Dororo volta a sentir o calor materno novamente, dessa vez com a própria mãe biológica de Hyakkimaru. Ser abraçada e gentilmente tratada por uma mãe de verdade trouxe à tona a carência de Dororo, que mais uma vez baixa sua guarda e chama Nui de “mãe”.

Dororo e Nui

A história é muito feliz por mostrar esse traço na personalidade de Dororo ao longo dos episódios. Enquanto acompanhamos as aventuras dela com Hyakkimaru é bem fácil esquecer que ela é apenas uma criança e, como tal, certamente tem sentimentos que uma criança deve ter. Esses momentos de fragilidade de Dororo são muito importantes para nos fazer lembrar que apesar de tudo, ela é uma criança e sente muita falta da mãe.

Família equina

Você não leu errado. Um dos exemplos mais fortes da ferocidade com que uma mãe pode proteger um filho em perigo é mostrado no relacionamento entre uma égua e a sua cria. 

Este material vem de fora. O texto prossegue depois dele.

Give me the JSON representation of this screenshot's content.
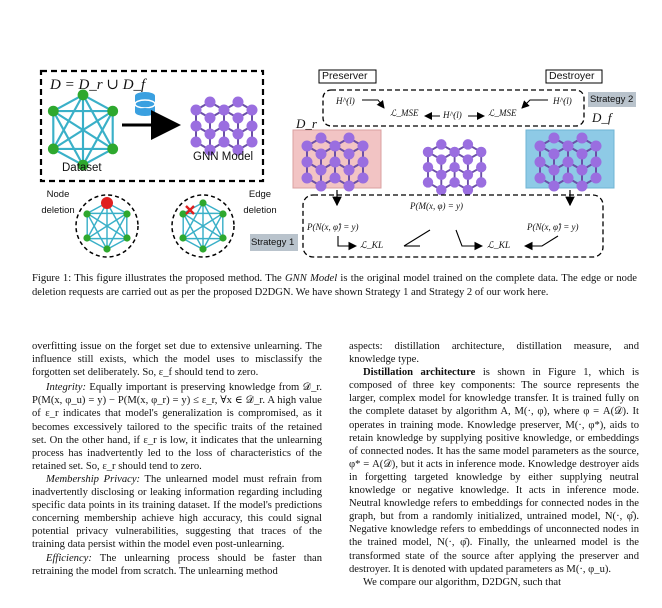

Para reforçar o exército de Daigo Kagemitsu, vários cavalos e éguas são tomados das pessoas. Por esse motivo, uma égua é separada à força de seu filhote e forçada a carregar um dos samurais de Kagemitsu. Novamente, o anime mostra o sofrimento prolongado do cavalinho, sentindo falta da presença de sua mãe. 

Em uma batalha, a égua é abatida, mas retorna como se fosse uma espécie de reencarnação temporária, ou como você preferir interpretar. O filhote sente a forte presença da mãe e dispara em direção ao seu encontro. Esse reencontro acontece, mas o cavalinho acaba se colocando em uma situação de grave perigo.

Mamãe égua e seu filhote

Ver a cria em perigo aciona um verdadeiro modo berserker na égua, que luta com tudo o que tem para proteger seu filhote, demonstrando da forma mais básica e animalesca possível o que é ser mãe.

Basicamente, a todo momento Dororo traz elementos que remontam à importância que a figura materna tem na vida de qualquer um. Seja para amar um filho mesmo tendo sido afastada dele; seja passando fome para garantir que a filha tenha o que comer; seja mostrando as consequências negativas em alguém cuja mãe esteve ausente durante o crescimento ou então quando a maternidade é praticada não necessariamente por uma mulher. 

Às vezes sutilmente, outras nem tanto, Dororo me passou uma forte mensagem a respeito desse assunto e ficou muito marcado em mim, sendo provavelmente uma das coisas que vou me lembrar para sempre quando pensar nessa obra. Já deu um abraço na sua mãe hoje? Nos vemos na próxima aventura!